Tooth-Binding Micelles Containing Antimicrobials May Provide Long-Term Cavity Protection
A new study suggests that tooth-binding micelles (or particles) may provide long-term cavity protection by adhering to tooth surfaces and gradually releasing encapsulated antimicrobials. Formulation of a mouthwash-based delivery system is anticipated, ultimately simplifying application and increasing at-home patient compliance. The researchers from the University of Nebraska Medical Center, Omaha and the University of Florida, Gainesville report their findings in the November 2009 issue of the journal Antimicrobial Agents and Chemotherapy.
One of the main contributing factors to dental cavities is overpopulation of acid-producing bacteria in the oral cavity that causes localized destruction of compromised dental hard tissue. Due to the episodic nature of cavities, long-term benefits of periodic treatments administered during routine office visits are minimal. Other delivery systems developed to maintain drug concentrations, including bioadhesive tablets, patches, films, and gels, aren't very effective on the tooth surface and often cause irritation resulting in poor patient compliance. Emphasis on the need for therapeutic strategies that target the bacterial aspect of the disease and a delivery platform that would maintain the drug concentration on the tooth surface is warranted.

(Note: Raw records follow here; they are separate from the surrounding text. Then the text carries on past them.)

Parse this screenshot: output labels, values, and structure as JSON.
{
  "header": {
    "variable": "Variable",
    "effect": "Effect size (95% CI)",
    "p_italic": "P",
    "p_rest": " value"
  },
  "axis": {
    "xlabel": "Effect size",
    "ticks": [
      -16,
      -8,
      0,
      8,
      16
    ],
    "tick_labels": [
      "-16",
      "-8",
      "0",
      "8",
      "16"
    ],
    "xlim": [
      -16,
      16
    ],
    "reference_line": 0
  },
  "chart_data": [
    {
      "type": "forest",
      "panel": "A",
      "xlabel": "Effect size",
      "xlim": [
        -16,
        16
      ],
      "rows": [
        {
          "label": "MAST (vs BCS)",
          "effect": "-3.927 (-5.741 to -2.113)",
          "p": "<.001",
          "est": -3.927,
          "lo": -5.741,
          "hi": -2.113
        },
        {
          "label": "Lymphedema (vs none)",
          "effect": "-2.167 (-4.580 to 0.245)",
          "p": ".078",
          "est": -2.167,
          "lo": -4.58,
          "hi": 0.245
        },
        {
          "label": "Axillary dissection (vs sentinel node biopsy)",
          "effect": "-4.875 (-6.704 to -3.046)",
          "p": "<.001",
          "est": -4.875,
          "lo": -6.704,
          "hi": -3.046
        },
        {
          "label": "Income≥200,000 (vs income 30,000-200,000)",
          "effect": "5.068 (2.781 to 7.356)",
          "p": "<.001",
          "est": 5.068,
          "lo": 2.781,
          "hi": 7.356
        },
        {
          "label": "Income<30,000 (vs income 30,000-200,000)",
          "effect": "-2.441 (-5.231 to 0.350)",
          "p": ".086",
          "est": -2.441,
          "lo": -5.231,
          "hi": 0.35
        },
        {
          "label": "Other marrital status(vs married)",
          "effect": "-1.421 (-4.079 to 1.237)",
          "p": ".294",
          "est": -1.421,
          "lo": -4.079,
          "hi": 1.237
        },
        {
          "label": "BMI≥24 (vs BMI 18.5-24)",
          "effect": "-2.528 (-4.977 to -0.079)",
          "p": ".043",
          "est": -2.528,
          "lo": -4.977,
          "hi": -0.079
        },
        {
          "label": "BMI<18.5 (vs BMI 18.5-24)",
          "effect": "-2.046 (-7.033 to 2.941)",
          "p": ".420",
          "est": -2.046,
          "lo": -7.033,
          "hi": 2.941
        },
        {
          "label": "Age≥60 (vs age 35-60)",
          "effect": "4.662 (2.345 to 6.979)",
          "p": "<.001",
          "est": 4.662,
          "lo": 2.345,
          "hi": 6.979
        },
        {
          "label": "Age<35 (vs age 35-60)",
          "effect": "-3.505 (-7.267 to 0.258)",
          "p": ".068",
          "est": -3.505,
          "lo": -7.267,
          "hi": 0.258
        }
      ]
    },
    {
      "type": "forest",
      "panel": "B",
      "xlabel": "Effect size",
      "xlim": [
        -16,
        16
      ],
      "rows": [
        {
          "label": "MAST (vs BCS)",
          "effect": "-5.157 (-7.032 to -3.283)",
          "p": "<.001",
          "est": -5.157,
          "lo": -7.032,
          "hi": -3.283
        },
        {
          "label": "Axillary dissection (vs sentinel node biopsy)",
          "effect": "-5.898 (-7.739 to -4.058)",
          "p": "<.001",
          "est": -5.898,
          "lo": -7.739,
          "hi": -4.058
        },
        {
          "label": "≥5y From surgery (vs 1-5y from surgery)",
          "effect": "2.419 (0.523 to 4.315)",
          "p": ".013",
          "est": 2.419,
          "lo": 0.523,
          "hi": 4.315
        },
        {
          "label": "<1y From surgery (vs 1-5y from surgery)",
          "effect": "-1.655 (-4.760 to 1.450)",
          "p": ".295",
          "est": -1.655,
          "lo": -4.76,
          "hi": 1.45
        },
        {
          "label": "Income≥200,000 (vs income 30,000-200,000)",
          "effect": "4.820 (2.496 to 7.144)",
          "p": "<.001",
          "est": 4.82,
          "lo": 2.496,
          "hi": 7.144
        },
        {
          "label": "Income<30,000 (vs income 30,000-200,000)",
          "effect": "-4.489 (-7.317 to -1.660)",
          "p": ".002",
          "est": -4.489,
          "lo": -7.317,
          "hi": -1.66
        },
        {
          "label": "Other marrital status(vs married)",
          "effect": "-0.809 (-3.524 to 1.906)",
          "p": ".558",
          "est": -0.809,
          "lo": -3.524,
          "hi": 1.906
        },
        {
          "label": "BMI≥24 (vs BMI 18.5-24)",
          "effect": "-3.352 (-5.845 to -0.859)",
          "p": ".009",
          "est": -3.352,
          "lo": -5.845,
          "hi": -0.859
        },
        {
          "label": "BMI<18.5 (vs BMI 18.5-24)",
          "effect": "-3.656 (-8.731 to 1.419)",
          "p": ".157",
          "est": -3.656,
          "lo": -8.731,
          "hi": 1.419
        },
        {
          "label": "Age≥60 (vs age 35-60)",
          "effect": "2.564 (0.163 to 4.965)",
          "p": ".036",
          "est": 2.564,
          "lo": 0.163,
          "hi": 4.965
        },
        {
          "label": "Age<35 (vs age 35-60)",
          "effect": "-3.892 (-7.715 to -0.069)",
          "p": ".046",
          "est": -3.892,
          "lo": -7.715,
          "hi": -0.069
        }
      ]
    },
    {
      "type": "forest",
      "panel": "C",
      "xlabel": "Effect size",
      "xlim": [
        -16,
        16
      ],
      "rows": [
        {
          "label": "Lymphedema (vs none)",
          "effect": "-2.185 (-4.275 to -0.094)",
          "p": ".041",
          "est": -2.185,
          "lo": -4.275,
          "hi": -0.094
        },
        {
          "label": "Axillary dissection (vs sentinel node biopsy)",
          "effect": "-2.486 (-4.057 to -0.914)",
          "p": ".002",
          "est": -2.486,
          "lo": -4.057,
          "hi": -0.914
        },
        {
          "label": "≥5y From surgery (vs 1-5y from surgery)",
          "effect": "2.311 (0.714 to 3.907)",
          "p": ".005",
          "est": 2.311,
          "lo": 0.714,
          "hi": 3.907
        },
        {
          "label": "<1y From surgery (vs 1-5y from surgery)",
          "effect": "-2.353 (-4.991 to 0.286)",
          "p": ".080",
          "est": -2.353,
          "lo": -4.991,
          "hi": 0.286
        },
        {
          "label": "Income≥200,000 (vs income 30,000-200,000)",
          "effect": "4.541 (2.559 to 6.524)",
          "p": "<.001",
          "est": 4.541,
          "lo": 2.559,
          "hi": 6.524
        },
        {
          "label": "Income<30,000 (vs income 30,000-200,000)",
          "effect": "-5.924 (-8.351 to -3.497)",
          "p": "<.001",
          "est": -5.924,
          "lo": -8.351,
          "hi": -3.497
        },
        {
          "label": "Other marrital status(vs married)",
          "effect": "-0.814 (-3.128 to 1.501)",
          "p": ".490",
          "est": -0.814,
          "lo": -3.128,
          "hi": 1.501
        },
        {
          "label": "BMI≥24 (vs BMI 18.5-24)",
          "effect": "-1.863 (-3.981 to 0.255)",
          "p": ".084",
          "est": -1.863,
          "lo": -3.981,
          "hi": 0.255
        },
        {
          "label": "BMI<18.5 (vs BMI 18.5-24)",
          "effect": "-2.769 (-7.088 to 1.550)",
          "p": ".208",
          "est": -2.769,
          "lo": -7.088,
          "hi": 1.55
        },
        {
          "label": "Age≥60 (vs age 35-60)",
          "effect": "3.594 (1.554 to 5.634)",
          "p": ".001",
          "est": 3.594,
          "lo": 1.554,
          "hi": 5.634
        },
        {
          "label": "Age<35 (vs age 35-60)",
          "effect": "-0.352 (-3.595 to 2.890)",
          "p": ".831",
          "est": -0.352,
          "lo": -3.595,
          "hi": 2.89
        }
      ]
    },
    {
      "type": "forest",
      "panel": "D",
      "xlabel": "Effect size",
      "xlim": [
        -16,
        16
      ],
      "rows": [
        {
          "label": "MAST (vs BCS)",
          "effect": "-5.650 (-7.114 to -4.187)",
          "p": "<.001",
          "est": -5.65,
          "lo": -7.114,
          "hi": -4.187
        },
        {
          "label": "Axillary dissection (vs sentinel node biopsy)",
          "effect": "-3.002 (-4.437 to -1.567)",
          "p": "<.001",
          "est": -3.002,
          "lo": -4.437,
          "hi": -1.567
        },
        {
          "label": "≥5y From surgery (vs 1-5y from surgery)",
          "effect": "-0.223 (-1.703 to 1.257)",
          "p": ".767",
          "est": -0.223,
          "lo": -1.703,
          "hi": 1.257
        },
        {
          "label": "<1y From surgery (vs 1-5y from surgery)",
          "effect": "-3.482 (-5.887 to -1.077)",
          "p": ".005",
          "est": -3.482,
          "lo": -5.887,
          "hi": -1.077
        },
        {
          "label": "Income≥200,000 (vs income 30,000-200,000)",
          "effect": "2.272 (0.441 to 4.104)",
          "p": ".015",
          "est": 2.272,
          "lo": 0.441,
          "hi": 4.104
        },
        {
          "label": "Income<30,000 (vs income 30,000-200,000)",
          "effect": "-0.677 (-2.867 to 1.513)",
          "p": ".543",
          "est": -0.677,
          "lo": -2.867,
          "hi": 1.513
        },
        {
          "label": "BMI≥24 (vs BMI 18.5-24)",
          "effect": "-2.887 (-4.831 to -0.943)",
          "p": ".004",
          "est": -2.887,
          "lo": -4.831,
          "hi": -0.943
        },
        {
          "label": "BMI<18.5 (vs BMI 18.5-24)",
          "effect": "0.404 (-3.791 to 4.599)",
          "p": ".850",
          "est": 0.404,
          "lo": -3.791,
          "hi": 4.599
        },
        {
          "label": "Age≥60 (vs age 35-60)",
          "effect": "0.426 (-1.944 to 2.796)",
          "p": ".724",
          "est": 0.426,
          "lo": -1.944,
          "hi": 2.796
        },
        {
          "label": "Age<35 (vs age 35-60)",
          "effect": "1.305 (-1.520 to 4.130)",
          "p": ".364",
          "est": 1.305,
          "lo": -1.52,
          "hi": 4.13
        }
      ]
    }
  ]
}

In the study tooth-binding micelles (molecular particles) were developed and encapsulated with farnesol, an antimicrobial recently found to be effective against the cavity causing bacterium Streptococcus mutans UA159. When tested on a model tooth surface the micelles were able to swiftly bind and gradually release the encapsulated farnesol. Additionally, biofilm inhibition studies of the farnesol-containing tooth-binding micelles demonstrated that they were able to inhibit S. mutans UA159 at much higher levels than untreated blank control micelles.
"A tooth-binding micelle delivery platform for the prevention and treatment of dental carries has been designed and prepared in this study," say the researchers. "It is anticipated that the tooth-binding micelles have the potential to be formulated into mouth rinses that may have the merits of simple application, cultural acceptance, and improved patient compliance."